Subject Re: Re[2]: [Firebird-Architect] Re: Index structures
Author Ann W. Harrison

If I may try to expand on what Jim said slightly. Firebird
indexes are always considered to be inexact. For one thing,
numeric indexes are kept in floating point, so the matching
must include the two edges - slightly higher and slightly
lower than the desired value - to account for the translation
to fixed point.

Every index contains references to new records that are not
yet committed, committed records, and back versions of records.
A single record may appear in the index several times if the
key value has been modified. Even a unique index can have
duplicate values, as long as no transaction can see more than
one of the values.

All the index entries point to the record's "primary version" -
the most recently created version. An old transaction looking
for an old value finds that value in the index, reads the primary
record, recognizes that the version is too new for it, and
follows the back chain until it finds the appropriate version.
That version may or may not have the value that the transaction
requested. If not, the record is rejected.

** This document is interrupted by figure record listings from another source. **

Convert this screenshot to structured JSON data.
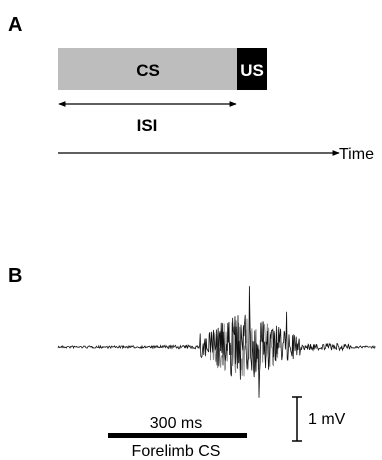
{
  "panel_a": {
    "label": "A",
    "cs_label": "CS",
    "us_label": "US",
    "isi_label": "ISI",
    "time_label": "Time"
  },
  "panel_b": {
    "label": "B",
    "time_scale_label": "300 ms",
    "stimulus_label": "Forelimb CS",
    "voltage_scale_label": "1 mV"
  },
  "colors": {
    "cs_box": "#bdbdbd",
    "us_box": "#000000",
    "trace": "#111111",
    "trace_overlay": "#8c8c8c"
  }
}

If my transaction modifies a bunch of records setting the key
value from "cat" to "dog", the old "cat" entries stay in the
index. Concurrent transactions read the "cat" index entry.
The first record version the see has the value "dog", but that
value is in a record version created by an uncommitted transaction,
so the concurrent transactions look at the back version and find
the cat they expected.

>So, AFAIU, this transaction will make the engine use the index for all the
>data (non-commited records included) and after boolean filter this up
>(removing non-commited records).

The filter actually happens a bit earlier as it is part of the
low level code that matches transactions with the appropriate
record version.

>It will be hard to keep a well balanced tree in situations when records are
>post, and most of the time roll-backed.

Actually not. B*trees are built from the bottom up, so they don't
get the "leggy" look of the B trees in computer science texts.
Each node - bottom level on up - can be recompressed individually.
Furthermore, if a node goes below half full, it asks its immediate
neighbor if that neighbor is below half full, and if so the two

>I will wait if Ann can point me out some doc about this, but your post was
>very usefull.

Artur, you have got me in terrible trouble with my husband! He
invented all this - I just explain it.